Pur non essendo un inizio scoppiettante, si può dare merito all’attore scozzese
di aver reso adeguatamente il dramma di Roth. Al centro
della vicenda vi è, come prevedibile, un bucolico idillio moderno e tutto in
stile americano. Agli ampi sorrisi e alla tranquillità della campagna e della
piccola Newark (città natale di Roth), si oppongono il caos dell’America, degli
anni ’60 e del Vietnam.
Nell’incipit
del film lo spettatore, come l’ignaro scrittore Skip, viene messo al corrente,
come in una favola, della caduta del sogno americano, metaforizzata nello
sfaldamento della famiglia dell’eroico Symon Levov, “ Lo svedese”. Il film
appare godibile ed interessante, anche se nella prima parte fatica un pochino a
reggere i cambi psicologici dei personaggi. Nella seconda parte, nella quale il
dramma trova l’apice, sia l’interpretazione, che i movimenti di macchina di
McGregor sono impeccabili. Lo spettatore può allora percepire tutto il dolore e
la solitudine di un uomo abbandonato dalla figlia, dalla moglie e dalle
istituzioni.
The Humbling (2014)
dir. Barry Levinson
Tratto
dall’omonimo romanzo del 2009, The Humbling è un film retto unicamente dalla
presenza e dall’interpretazione del grande Al Pacino.
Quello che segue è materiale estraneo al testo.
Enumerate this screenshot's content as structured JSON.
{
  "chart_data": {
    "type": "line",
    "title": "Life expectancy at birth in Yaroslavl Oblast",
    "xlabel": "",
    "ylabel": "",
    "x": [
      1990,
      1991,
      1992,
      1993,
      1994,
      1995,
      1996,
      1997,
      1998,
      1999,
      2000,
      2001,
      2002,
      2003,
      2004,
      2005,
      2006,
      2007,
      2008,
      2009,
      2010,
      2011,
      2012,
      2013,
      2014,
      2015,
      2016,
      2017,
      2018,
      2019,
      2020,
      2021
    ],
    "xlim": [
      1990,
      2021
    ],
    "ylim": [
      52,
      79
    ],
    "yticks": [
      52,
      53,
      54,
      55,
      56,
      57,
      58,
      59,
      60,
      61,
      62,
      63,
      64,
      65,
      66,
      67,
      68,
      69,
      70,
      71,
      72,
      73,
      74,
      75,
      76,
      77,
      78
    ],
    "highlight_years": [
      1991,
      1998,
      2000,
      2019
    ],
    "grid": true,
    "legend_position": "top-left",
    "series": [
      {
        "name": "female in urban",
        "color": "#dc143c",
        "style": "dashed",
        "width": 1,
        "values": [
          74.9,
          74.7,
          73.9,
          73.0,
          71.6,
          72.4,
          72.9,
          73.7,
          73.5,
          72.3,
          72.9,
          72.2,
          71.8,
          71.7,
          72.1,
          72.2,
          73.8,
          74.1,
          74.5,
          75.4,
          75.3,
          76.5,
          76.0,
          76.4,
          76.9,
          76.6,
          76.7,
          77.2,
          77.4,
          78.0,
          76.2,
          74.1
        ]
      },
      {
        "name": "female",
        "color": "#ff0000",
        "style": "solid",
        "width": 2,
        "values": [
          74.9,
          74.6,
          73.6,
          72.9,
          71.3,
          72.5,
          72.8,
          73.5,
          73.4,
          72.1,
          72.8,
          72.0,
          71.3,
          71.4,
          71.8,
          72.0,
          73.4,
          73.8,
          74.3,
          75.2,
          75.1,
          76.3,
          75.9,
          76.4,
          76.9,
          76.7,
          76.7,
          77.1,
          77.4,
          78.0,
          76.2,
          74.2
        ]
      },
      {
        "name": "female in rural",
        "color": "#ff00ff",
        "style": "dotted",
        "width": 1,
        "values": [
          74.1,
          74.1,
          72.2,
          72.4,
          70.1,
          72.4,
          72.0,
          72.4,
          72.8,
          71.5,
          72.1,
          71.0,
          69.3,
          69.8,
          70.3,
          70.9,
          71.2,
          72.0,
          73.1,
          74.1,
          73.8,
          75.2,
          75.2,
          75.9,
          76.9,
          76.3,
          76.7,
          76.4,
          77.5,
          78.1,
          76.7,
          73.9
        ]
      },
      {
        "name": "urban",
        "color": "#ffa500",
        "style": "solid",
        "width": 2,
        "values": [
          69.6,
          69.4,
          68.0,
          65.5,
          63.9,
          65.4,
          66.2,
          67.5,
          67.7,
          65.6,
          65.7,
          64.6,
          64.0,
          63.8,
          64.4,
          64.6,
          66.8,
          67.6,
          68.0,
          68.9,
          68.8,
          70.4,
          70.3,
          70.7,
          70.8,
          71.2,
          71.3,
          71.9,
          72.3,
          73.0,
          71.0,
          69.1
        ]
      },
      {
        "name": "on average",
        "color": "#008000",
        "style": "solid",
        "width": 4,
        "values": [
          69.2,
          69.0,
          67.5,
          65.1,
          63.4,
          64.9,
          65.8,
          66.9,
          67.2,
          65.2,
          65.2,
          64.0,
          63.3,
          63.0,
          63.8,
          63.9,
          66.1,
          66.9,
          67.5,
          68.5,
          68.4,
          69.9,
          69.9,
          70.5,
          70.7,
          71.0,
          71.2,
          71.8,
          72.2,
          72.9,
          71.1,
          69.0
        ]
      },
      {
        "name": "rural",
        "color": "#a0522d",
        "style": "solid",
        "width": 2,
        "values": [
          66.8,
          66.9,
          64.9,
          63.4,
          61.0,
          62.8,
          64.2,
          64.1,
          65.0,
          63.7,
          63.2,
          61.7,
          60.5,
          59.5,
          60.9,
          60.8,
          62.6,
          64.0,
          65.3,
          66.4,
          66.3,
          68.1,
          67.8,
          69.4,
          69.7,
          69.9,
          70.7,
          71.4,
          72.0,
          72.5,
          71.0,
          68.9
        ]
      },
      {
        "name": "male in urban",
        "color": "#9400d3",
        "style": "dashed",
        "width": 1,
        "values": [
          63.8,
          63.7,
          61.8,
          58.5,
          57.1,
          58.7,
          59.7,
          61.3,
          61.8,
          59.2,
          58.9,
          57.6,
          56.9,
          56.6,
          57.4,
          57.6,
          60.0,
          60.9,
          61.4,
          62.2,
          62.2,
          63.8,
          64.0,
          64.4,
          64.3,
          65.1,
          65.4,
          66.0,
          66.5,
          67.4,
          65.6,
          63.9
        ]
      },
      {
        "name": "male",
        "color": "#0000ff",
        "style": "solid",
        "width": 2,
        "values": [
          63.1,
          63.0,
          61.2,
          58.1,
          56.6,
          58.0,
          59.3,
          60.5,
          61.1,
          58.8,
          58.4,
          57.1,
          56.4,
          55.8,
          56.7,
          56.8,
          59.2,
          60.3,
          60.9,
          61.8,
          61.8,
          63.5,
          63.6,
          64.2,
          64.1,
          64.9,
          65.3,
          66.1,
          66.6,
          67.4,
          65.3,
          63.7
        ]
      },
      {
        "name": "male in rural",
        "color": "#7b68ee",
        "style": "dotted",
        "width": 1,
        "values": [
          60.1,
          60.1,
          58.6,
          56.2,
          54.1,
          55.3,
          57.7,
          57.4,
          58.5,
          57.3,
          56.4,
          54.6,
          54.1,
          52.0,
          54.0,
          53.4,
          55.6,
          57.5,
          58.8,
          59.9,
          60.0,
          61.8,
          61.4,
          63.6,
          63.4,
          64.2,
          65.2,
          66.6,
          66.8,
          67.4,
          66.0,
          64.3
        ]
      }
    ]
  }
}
In un ruolo un po'
diverso dalla filmografia d’azione che ha contraddistinto l’ultima parte della
sua carriera, Pacino si cala nella storia puramente psicologica dell’attore
decadente Simon Axler. La regia di Barry Levinson pare conformarsi ai movimenti
interiori del personaggio e anche se talvolta i ritmi e la sceneggiatura sono
un po' languenti, le atmosfere rarefatte sono efficacemente comunicate.
Anche qui
viene raffigurata storia d’amore con un abbondante differenza d’età, come ne La
Macchia Umana e in Lezioni d’amore; la cinepresa di Levinson indaga però due
piani, quello mentale della follia e dell’allucinazione, e quello carnale, più
crudo. In ultima
analisi, The Humbling pare un ritratto dettagliato di una sveviana senilità.